Because of that experience, she became interested in food being used as nourishment. She originally wanted to become a dietitian to fuse her passion for wellness until she discovered yoga.

With two young children she realized that as a parent, she had to transition to those stages along with her kids. While they slept, Gentile would write for three or four hours. A devoted fan of journaling, she took out her four journals and realized she had written a book.

And then her passion for journalism led her to write her book, which gives 108 tips.

“I merged all my worlds together as an overall self-care advocate. I was living it so I can teach it. I wanted to write a short book so people could get through one page a day. It’s just 111 pages. The idea is to wake up and read one page a day; 108 is in the title because it’s such a connected number in yoga,” she said.

Half of the 108 practices are journaling prompts. Some deal with yoga poses, meditation or breathing exercises.

A blogger on, Gentile makes time for writing every Sunday, or “Self-Care Sunday,” as she calls it. “It’s because of self-care that I prioritize sleep, exercise, and meditation,” Gentile said, adding she gets seven hours of sleep nightly. “Laundry and dishes can wait.”
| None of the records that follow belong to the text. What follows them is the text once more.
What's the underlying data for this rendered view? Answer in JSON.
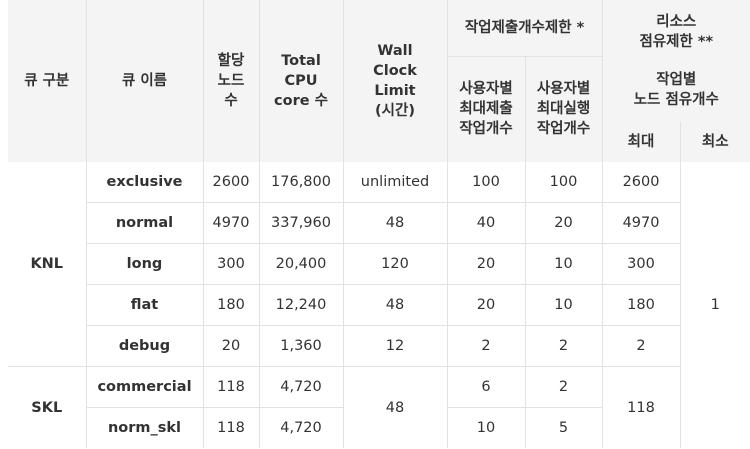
{
  "header": {
    "queue_group": "큐 구분",
    "queue_name": "큐 이름",
    "alloc_nodes": [
      "할당",
      "노드",
      "수"
    ],
    "total_cpu": [
      "Total",
      "CPU",
      "core 수"
    ],
    "wall_clock": [
      "Wall",
      "Clock",
      "Limit",
      "(시간)"
    ],
    "job_limit": "작업제출개수제한 *",
    "per_user_submit": [
      "사용자별",
      "최대제출",
      "작업개수"
    ],
    "per_user_run": [
      "사용자별",
      "최대실행",
      "작업개수"
    ],
    "resource_limit": [
      "리소스",
      "점유제한 **"
    ],
    "per_job_nodes": [
      "작업별",
      "노드 점유개수"
    ],
    "max": "최대",
    "min": "최소"
  },
  "groups": [
    {
      "name": "KNL",
      "min_nodes": "1",
      "rows": [
        {
          "name": "exclusive",
          "nodes": "2600",
          "cores": "176,800",
          "wall": "unlimited",
          "submit": "100",
          "run": "100",
          "max": "2600"
        },
        {
          "name": "normal",
          "nodes": "4970",
          "cores": "337,960",
          "wall": "48",
          "submit": "40",
          "run": "20",
          "max": "4970"
        },
        {
          "name": "long",
          "nodes": "300",
          "cores": "20,400",
          "wall": "120",
          "submit": "20",
          "run": "10",
          "max": "300"
        },
        {
          "name": "flat",
          "nodes": "180",
          "cores": "12,240",
          "wall": "48",
          "submit": "20",
          "run": "10",
          "max": "180"
        },
        {
          "name": "debug",
          "nodes": "20",
          "cores": "1,360",
          "wall": "12",
          "submit": "2",
          "run": "2",
          "max": "2"
        }
      ]
    },
    {
      "name": "SKL",
      "wall": "48",
      "max": "118",
      "rows": [
        {
          "name": "commercial",
          "nodes": "118",
          "cores": "4,720",
          "submit": "6",
          "run": "2"
        },
        {
          "name": "norm_skl",
          "nodes": "118",
          "cores": "4,720",
          "submit": "10",
          "run": "5"
        }
      ]
    }
  ]
}
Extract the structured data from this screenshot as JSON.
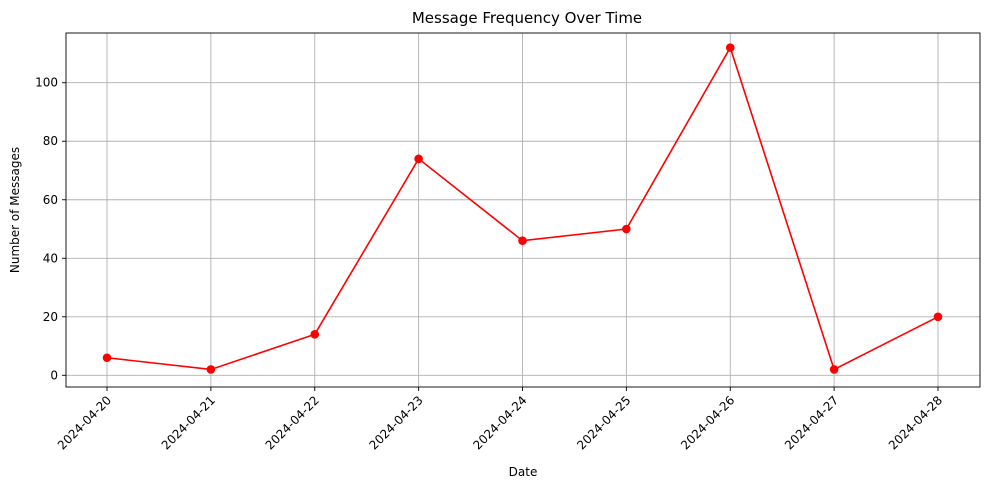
{
  "chart_data": {
    "type": "line",
    "title": "Message Frequency Over Time",
    "xlabel": "Date",
    "ylabel": "Number of Messages",
    "categories": [
      "2024-04-20",
      "2024-04-21",
      "2024-04-22",
      "2024-04-23",
      "2024-04-24",
      "2024-04-25",
      "2024-04-26",
      "2024-04-27",
      "2024-04-28"
    ],
    "series": [
      {
        "values": [
          6,
          2,
          14,
          74,
          46,
          50,
          112,
          2,
          20
        ]
      }
    ],
    "yticks": [
      0,
      20,
      40,
      60,
      80,
      100
    ],
    "ylim": [
      -4,
      117
    ],
    "grid": true,
    "line_color": "#ff0000",
    "marker": "circle",
    "xtick_rotation": 45
  }
}
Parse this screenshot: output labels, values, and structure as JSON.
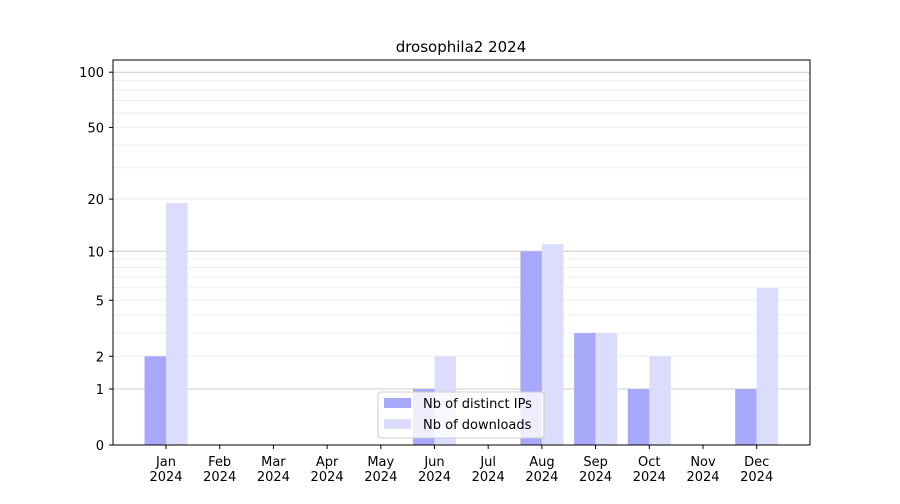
{
  "chart_data": {
    "type": "bar",
    "title": "drosophila2 2024",
    "xlabel": "",
    "ylabel": "",
    "yscale": "log(1+y)",
    "ylim": [
      0,
      116
    ],
    "yticks": [
      0,
      1,
      2,
      5,
      10,
      20,
      50,
      100
    ],
    "grid": true,
    "legend_position": "bottom-center",
    "categories": [
      "Jan\n2024",
      "Feb\n2024",
      "Mar\n2024",
      "Apr\n2024",
      "May\n2024",
      "Jun\n2024",
      "Jul\n2024",
      "Aug\n2024",
      "Sep\n2024",
      "Oct\n2024",
      "Nov\n2024",
      "Dec\n2024"
    ],
    "series": [
      {
        "name": "Nb of distinct IPs",
        "color": "#a8a8fb",
        "values": [
          2,
          0,
          0,
          0,
          0,
          1,
          0,
          10,
          3,
          1,
          0,
          1
        ]
      },
      {
        "name": "Nb of downloads",
        "color": "#dcdcfd",
        "values": [
          19,
          0,
          0,
          0,
          0,
          2,
          0,
          11,
          3,
          2,
          0,
          6
        ]
      }
    ]
  }
}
“I wanted to share this with other people,” she said. “If they can add one self-care practice, it doesn’t take time and it gives you time.”

“The idea is to wake up and read one page a day; 108 is in the title because it’s such a connected number in yoga.”
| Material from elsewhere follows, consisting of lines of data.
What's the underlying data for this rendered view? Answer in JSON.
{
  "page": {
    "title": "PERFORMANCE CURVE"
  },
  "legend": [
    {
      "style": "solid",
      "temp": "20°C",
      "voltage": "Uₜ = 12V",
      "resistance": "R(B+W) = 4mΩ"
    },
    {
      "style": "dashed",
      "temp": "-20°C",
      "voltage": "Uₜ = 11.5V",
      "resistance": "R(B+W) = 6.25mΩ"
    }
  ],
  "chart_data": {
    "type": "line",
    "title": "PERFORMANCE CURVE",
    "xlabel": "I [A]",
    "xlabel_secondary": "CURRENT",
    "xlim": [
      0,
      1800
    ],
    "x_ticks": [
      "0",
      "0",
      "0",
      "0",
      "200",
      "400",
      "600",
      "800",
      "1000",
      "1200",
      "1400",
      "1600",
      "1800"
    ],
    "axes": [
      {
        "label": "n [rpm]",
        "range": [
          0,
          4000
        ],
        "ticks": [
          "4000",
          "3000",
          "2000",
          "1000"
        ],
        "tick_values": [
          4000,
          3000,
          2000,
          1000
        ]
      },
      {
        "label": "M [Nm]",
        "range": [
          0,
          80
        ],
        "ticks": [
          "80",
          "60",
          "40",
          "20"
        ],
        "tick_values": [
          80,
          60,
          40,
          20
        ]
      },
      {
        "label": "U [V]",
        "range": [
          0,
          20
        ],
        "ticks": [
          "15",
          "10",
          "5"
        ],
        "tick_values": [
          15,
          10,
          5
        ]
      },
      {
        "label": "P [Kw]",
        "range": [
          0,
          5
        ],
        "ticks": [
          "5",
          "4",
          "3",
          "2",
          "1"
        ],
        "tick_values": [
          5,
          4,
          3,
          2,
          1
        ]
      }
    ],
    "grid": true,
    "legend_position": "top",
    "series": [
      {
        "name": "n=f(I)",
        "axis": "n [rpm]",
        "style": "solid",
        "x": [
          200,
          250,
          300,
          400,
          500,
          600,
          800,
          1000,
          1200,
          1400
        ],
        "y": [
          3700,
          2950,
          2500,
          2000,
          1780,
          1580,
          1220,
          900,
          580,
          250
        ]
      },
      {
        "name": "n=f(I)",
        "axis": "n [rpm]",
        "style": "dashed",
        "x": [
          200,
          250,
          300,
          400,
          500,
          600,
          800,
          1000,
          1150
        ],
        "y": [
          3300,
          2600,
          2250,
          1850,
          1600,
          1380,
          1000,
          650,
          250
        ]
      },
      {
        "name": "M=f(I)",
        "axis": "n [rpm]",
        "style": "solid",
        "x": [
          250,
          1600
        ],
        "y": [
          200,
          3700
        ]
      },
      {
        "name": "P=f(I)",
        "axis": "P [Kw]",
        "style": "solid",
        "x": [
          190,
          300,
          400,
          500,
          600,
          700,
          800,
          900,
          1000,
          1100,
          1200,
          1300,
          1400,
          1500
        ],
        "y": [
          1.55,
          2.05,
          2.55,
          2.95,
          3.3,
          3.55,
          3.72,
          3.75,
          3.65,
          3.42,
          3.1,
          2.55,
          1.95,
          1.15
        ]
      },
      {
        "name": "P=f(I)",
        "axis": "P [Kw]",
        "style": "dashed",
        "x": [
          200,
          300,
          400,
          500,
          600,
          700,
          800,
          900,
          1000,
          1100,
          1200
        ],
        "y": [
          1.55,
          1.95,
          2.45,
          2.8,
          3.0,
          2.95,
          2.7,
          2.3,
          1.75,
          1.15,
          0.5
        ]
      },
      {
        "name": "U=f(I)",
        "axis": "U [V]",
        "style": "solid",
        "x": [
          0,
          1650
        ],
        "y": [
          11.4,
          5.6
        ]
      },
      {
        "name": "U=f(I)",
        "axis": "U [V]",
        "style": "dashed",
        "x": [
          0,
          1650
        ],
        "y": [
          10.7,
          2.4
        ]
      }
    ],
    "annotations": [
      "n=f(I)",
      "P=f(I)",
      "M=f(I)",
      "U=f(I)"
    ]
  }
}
Gentile hopes to inspire not just busy parents, but the next generation to live well. “We need to stay present in the world of phones and laptops. We’ll never experience time like now with our kids. As a mom working full time, I try to be super mindful of that.”

She recalls hurrying her son out the door one day on the way to school and work. He paused to pay attention to an ant hill, fascinated with watching the ants do their work. She realized that she too needed to take time to pay attention to the anthill, adding that kids are the best teachers.
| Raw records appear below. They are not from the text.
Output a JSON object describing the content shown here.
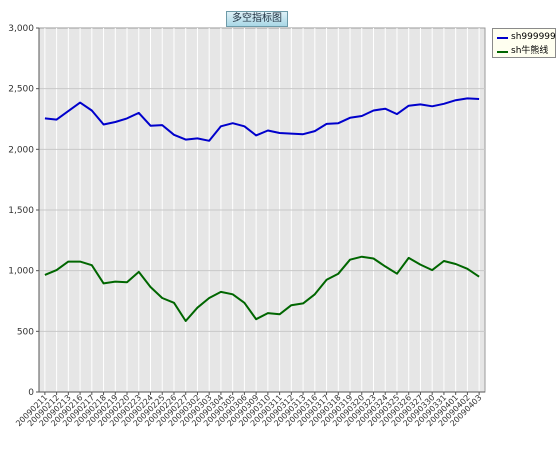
{
  "chart_data": {
    "type": "line",
    "title": "多空指标图",
    "ylim": [
      0,
      3000
    ],
    "yticks": [
      0,
      500,
      1000,
      1500,
      2000,
      2500,
      3000
    ],
    "ytick_labels": [
      "0",
      "500",
      "1,000",
      "1,500",
      "2,000",
      "2,500",
      "3,000"
    ],
    "grid": true,
    "legend_position": "top-right",
    "categories": [
      "20090211",
      "20090212",
      "20090213",
      "20090216",
      "20090217",
      "20090218",
      "20090219",
      "20090220",
      "20090223",
      "20090224",
      "20090225",
      "20090226",
      "20090227",
      "20090302",
      "20090303",
      "20090304",
      "20090305",
      "20090306",
      "20090309",
      "20090310",
      "20090311",
      "20090312",
      "20090313",
      "20090316",
      "20090317",
      "20090318",
      "20090319",
      "20090320",
      "20090323",
      "20090324",
      "20090325",
      "20090326",
      "20090327",
      "20090330",
      "20090331",
      "20090401",
      "20090402",
      "20090403"
    ],
    "series": [
      {
        "name": "sh999999",
        "color": "#0000cc",
        "values": [
          2255,
          2245,
          2315,
          2385,
          2320,
          2205,
          2225,
          2255,
          2300,
          2195,
          2200,
          2120,
          2080,
          2090,
          2070,
          2190,
          2215,
          2190,
          2115,
          2155,
          2135,
          2130,
          2125,
          2150,
          2210,
          2215,
          2260,
          2275,
          2320,
          2335,
          2290,
          2360,
          2370,
          2355,
          2375,
          2405,
          2420,
          2415
        ]
      },
      {
        "name": "sh牛熊线",
        "color": "#006600",
        "values": [
          965,
          1005,
          1075,
          1075,
          1045,
          895,
          910,
          905,
          990,
          865,
          775,
          735,
          585,
          695,
          775,
          825,
          805,
          735,
          600,
          650,
          640,
          715,
          730,
          805,
          925,
          975,
          1090,
          1115,
          1100,
          1035,
          975,
          1105,
          1050,
          1005,
          1080,
          1055,
          1015,
          950
        ]
      }
    ]
  }
}
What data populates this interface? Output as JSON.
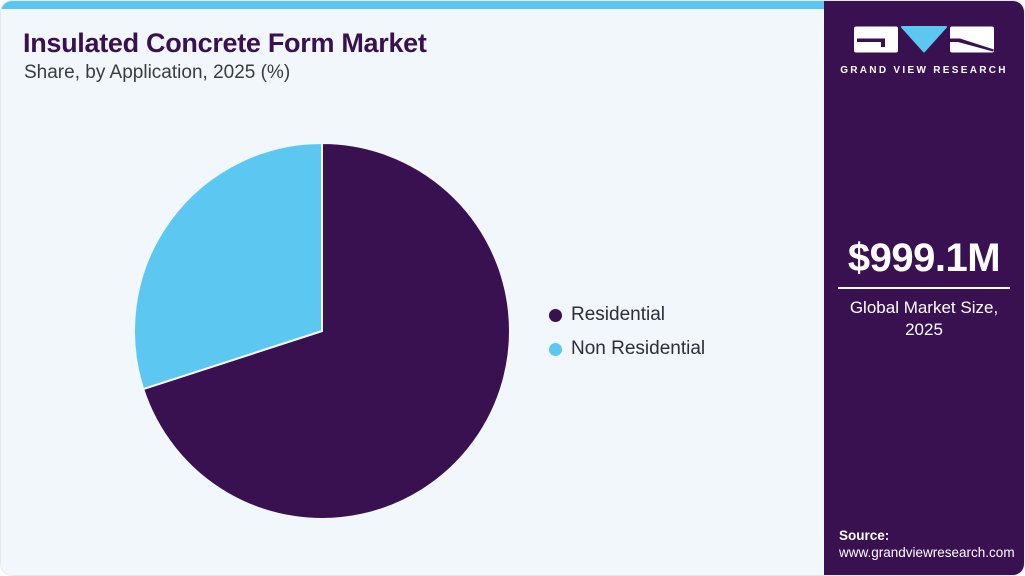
{
  "header": {
    "title": "Insulated Concrete Form Market",
    "subtitle": "Share, by Application, 2025 (%)"
  },
  "chart_data": {
    "type": "pie",
    "title": "Insulated Concrete Form Market Share, by Application, 2025 (%)",
    "categories": [
      "Residential",
      "Non Residential"
    ],
    "values": [
      70,
      30
    ],
    "unit": "%",
    "colors": [
      "#3A1150",
      "#5CC8F2"
    ],
    "start_angle_deg": 0,
    "direction": "clockwise",
    "slice_labels_shown": false,
    "legend_position": "right"
  },
  "sidebar": {
    "brand": {
      "wordmark": "GRAND VIEW RESEARCH"
    },
    "stat": {
      "value": "$999.1M",
      "label": "Global Market Size, 2025"
    },
    "source": {
      "label": "Source:",
      "url": "www.grandviewresearch.com"
    }
  },
  "colors": {
    "accent_blue": "#5CC6F2",
    "brand_purple": "#3A1150",
    "panel_bg": "#F1F7FA",
    "title_purple": "#3A1053"
  }
}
She’s also pleased to see her 4-year-old daughter practices yoga on her own before bedtime.

Yoga has been a spiritual experience for Gentile. She taught yoga up until she was eight months pregnant with both kids. “My meditation practices grew more after I had kids. I explored how I respond to my body’s needs. Through two years of breastfeeding and all the emotions that run through you, yoga helped me ride that wave.”

She recalls a time of change: “All in one year I got a new job, moved out, got married and started yoga. But yoga gave me that foundation.”

She encourages those who are unsure where to begin to start anywhere. “Drink one more glass of water. Go to bed 15 minutes earlier. Journal. Know what nourishes you. Take an indoor walk 20 minutes a day. Take one full breath.”